Sokrates, Batı Felsefesinin temelini oluşturan antik Yunan felsefesinin gelişimine yaptığı katkılardan dolayı dünya tarihinin en ünlü filozofları arasındadır. Hatta bu nedenle “Batı Felsefesinin Babası” olarak da bilinir.
Milattan önce 469 yılında Atina’nın güneyindeki bir kasabada dünyaya gelmiştir. Babası Sophroniscus’un bir taş ustası, annesi Phaenarete’in ise bir ebe olduğu dışında erken yaşamı hakkında pek fazla bilgi yoktur.

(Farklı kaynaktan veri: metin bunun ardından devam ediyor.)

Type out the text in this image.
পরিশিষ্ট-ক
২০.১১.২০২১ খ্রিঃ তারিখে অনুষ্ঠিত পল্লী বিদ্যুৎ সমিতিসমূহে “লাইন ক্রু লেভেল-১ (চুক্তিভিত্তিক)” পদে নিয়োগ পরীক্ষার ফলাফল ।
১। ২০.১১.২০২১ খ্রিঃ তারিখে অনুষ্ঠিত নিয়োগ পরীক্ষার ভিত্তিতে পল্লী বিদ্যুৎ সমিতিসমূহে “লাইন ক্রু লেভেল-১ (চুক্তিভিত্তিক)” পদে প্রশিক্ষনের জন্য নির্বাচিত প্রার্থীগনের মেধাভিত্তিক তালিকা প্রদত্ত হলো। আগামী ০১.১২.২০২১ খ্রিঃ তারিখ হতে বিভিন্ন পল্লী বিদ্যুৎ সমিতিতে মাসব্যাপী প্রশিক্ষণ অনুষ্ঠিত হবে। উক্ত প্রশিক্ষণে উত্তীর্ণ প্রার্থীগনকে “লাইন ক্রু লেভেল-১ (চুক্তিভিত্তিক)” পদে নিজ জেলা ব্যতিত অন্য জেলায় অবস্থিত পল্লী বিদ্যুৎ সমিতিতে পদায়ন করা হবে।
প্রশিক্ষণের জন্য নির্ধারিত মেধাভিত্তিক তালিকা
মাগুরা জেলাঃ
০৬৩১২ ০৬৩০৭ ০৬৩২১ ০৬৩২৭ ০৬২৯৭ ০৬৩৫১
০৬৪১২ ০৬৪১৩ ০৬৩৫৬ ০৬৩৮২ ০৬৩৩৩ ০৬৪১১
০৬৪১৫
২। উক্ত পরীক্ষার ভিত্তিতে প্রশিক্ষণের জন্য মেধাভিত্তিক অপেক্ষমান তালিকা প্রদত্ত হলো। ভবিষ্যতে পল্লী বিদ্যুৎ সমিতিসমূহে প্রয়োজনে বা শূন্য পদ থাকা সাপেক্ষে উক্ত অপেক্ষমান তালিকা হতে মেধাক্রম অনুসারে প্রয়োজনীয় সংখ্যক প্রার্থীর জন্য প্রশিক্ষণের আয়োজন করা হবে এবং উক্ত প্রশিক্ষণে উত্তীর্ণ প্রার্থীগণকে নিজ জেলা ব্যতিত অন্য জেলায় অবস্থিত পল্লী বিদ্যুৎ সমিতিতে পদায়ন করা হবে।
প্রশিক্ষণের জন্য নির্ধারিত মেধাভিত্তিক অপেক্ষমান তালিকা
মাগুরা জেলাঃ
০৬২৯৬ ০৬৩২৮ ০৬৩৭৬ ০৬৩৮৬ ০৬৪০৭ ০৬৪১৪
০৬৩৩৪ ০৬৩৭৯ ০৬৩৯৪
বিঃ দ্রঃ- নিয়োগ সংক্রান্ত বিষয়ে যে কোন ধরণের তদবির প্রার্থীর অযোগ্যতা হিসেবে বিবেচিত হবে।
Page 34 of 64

Antik kaynaklarda Ksantippe adında aksi bir karısı olduğu ve 3 erkek çocuğu olduğu geçer. Filozofluk kariyerine atılmadan önce askerlik de dahil olmak üzere pek çok işle uğraşmıştır. Ancak asıl işi heykeltraşlıktır.
Platon’un hocası olan Sokrates, yaşadığı dönemde Atina’da tanınan ve tiyatro oyunlarına konu olan bir kişiydi. Kendisi hiçbir şey yazmamış olsa da öğrencisi Platon gibi hayranlarının yazdığı eserlerde çokça yer almıştır. Bu eserlerde içgörüsü olan, dürüst, kendine hâkim olma ve tartışma becerisine sahip bir adam olarak geçer.
Sokrates’in yaşamındaki en önemli bölüm idama mahkûm edilmesidir. MÖ 399 yılında şehrin tanrılarına inanmamak ve genç takipçilerini sapkın yollara sürüklemekle suçlanır. İnançlarından vaz geçmesi veya baldıran zehri içmesi şeklinde iki seçenek sunulur. Sokrates 70 yaşında baldıran zehri içerek yaşamına son verir.
Sokrates Öğretisi
“Bildiğim tek şey, hiçbir şey bilmediğimdir” sözü Sokrates’in en çok bilinen sözüdür. Sürekli hiçbir şey bilmediğini söyler. Amacı insanlarla konuşup tartışarak doğruları bulmaktır. Bu nedenle herhangi bir yazılı eser bırakmamıştır. Görüşleri ancak öğrencisi Ksenofon’un yazdığı Sokrates’in Savunması gibi eserlerden veya Platon’un ona biçtiği diyaloglardan çıkarılmaktadır.
Politik eleştirilerinde, demokrasinin en iyi yönetim biçimi olduğu düşüncesini hedef almıştır. Çoğunluğun iradesine dayalı kararlar almanın her zaman en iyi yöntem olmadığını ve mantıklı kararlar almanın daha önemli olduğunu savunmuştur. Zaman zaman içerisinde yaşadığı Kent Devletinin varlığını sorgulamıştır.
Dünyanın nasıl çalıştığını anlamakla ilgilenen filozofların aksine, daha çok insanların nasıl davranması gerektiğiyle ilgilenmiştir. Bu nedenle belki de tarihteki ilk büyük etik filozoftur.